Ante los estertores del año que concluye apuro el cáliz de la buena literatura y así me veo leyendo La leyenda del Santo Bebedor, novelita breve o relato de Joseph Roth (1939-1894), adorador báquico, bellamente editado por Libros del Zorro Rojo, con traducción de Michael Faber-Kaiser y las inconfundibles y siempre bellas ilustraciones de Pablo Auladell.

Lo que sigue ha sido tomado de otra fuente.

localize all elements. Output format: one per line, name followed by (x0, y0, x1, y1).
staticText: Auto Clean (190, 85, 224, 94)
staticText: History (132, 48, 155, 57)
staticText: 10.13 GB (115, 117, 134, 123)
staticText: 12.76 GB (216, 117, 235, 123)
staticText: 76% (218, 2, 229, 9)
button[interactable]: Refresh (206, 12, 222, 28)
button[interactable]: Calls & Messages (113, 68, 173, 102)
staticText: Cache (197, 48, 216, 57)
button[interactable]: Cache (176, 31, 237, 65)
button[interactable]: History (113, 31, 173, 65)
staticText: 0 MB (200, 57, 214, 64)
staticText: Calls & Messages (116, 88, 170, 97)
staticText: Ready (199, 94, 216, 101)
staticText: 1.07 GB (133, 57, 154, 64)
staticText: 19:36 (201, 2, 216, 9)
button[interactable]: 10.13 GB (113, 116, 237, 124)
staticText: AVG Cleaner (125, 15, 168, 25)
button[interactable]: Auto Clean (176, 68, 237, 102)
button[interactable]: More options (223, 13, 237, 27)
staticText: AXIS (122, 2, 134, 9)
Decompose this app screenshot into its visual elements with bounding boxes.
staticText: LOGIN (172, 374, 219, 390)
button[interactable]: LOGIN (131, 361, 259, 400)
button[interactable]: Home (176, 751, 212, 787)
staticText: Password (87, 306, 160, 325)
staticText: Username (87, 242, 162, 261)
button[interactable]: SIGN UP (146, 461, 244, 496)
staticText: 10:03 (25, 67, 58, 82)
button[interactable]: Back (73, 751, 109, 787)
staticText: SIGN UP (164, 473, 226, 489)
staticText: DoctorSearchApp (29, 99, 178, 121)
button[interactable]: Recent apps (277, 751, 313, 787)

Leyendo a Roth pienso en otras obras breves e igual de fascinantes que ésta de autores contemporáneos a Roth como Zweig y Schnitzler, obras como Morir o Mendel el de los libros.
Esta lectura conviene apurarla de un trago, para sentir todo su efecto, recrearnos en su retrogusto e incluso acabar, según sensibilidades, con la mirada vidriosa.

La edición de Anagrama, que también he manejado en la lectura, cuenta con un interesantísimo prólogo de Carlos Barral que más allá de resumir el relato, habla de las bondades de ese néctar de los dioses, que los riojanos tan bien conocemos y mimamos.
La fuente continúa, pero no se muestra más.